Thanks to Eric, thanks to Paul, thanks to Mishel that did deep dives. I hope we didn't confuse you too much because, as mentioned, it is complex, but I hope that we rather were able to educate, to clarify, and to make you understand this sector better. We continue our focus to make media better. We showed you our strategic initiatives: verticalization, multi-channel, privacy, platform unification, investment into sales, geo expansion, strengthening the core team, and M&A if it fits, mostly focus on organic growth. Why are we really building USPs? As mentioned before, earlier, this market has a lot of players that don't have clear USPs, that just are there because the market is big. If you want to thrive, if you want to really be successful in this market, you need to build USPs.
With our ID-less advertising potential, with our AI, with our strong supply base, with our strong demand, I think we have really a very strong basis to further grow this company. In summary, we reached a key milestone with our in-app platform integration, and after that, I don't want to talk too much about it anymore. We further built on our strong direct supply position in-app, and we want to scale that to other platforms. We further invest in our sales teams. We continue to invest in our differentiation. We keep growing. We further grow. The target is really to reach the $1 billion. That's our next target. After that, there will be another target. We want to do that in the next three to five years. We're looking forward to that. Also, I'm super proud about the team. They had great presentations.

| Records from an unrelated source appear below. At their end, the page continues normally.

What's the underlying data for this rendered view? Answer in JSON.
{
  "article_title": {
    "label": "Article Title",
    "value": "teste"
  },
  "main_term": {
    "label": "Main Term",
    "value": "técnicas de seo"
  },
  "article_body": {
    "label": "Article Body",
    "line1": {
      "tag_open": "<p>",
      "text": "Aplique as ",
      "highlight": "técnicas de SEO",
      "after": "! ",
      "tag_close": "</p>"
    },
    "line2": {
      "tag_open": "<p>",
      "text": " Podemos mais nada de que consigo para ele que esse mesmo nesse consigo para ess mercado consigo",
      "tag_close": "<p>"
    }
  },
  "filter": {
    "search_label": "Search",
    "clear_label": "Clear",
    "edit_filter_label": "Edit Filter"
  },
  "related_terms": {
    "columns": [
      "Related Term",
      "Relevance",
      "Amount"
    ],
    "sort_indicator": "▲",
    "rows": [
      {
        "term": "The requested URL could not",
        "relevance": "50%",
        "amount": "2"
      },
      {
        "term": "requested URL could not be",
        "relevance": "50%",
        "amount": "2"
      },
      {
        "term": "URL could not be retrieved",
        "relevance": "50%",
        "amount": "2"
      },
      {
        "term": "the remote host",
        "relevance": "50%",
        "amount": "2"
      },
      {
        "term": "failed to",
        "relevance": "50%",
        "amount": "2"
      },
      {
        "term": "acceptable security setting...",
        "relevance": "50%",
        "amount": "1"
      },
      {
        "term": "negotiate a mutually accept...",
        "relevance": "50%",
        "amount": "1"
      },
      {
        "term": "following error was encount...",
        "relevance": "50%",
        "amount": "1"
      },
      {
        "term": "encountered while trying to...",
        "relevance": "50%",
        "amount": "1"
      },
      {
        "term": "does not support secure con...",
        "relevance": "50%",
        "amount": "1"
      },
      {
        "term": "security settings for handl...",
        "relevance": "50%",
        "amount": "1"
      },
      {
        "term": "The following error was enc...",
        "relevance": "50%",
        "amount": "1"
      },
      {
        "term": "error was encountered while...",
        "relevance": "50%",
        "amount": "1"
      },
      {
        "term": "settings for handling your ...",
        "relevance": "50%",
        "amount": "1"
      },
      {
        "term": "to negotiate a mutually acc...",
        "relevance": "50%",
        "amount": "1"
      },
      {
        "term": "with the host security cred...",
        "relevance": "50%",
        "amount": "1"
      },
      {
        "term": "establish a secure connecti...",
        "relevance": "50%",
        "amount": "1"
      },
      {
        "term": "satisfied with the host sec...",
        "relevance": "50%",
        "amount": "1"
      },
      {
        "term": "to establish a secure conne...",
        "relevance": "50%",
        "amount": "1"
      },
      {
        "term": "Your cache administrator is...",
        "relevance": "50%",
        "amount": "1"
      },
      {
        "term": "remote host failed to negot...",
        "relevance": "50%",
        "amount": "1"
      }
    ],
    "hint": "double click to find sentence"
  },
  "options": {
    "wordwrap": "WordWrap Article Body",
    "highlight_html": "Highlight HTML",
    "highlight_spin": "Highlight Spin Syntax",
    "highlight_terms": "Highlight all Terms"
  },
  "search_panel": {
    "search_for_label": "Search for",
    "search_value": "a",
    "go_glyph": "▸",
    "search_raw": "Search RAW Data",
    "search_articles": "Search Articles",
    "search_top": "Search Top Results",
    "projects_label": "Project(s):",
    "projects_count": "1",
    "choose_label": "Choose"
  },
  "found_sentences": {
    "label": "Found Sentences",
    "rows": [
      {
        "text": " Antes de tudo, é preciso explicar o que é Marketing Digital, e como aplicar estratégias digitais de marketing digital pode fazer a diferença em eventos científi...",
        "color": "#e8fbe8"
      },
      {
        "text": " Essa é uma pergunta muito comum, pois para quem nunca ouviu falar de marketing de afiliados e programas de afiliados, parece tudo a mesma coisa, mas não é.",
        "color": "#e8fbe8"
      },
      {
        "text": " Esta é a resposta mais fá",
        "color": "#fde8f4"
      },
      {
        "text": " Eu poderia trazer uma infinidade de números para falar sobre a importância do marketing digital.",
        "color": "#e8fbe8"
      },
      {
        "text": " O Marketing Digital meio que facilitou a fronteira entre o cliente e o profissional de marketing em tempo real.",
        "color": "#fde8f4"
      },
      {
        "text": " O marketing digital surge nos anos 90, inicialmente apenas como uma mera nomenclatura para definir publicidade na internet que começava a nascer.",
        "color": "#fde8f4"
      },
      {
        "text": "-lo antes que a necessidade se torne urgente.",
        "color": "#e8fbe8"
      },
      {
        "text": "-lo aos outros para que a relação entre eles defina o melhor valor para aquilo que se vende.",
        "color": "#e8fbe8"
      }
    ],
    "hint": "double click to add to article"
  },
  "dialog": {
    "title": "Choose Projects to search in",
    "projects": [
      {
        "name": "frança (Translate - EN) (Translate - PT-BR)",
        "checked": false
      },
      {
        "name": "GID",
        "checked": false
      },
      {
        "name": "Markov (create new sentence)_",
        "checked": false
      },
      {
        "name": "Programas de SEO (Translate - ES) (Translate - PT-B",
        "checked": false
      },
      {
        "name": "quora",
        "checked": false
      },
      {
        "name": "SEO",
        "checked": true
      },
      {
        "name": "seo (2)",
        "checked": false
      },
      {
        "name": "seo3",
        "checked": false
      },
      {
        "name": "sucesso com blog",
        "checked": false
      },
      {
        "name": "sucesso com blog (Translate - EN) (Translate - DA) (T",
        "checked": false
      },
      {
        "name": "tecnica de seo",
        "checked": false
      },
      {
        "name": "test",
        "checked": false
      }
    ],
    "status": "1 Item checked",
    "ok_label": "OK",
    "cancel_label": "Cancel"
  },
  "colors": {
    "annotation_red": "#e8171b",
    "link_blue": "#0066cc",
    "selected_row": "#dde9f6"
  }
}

We see that really this company is making big progress every year. This year's Capital Markets Day presentation was shorter than last year, even though it still was long. We would really appreciate your feedback because we only want to make also this better. I would like to thank the speakers for participating, and not only the speakers, also the team behind it, and also here in the room because they were not on stage today. We have Sameer, who's running the marketplace supply side. We have Alex running the strategy part. We have Tobias Weitzel, our Chairman of the Board, apart from the other people that you saw on stage. The biggest thanks is to investors, analysts, all the people that support us. Thank you very much. Thank you for supporting us. Thank you to go with us through ups and downs.
We had a bit of a down, but we're going up now. Yeah, super proud, super happy. Thank you all very much. That's the end of today.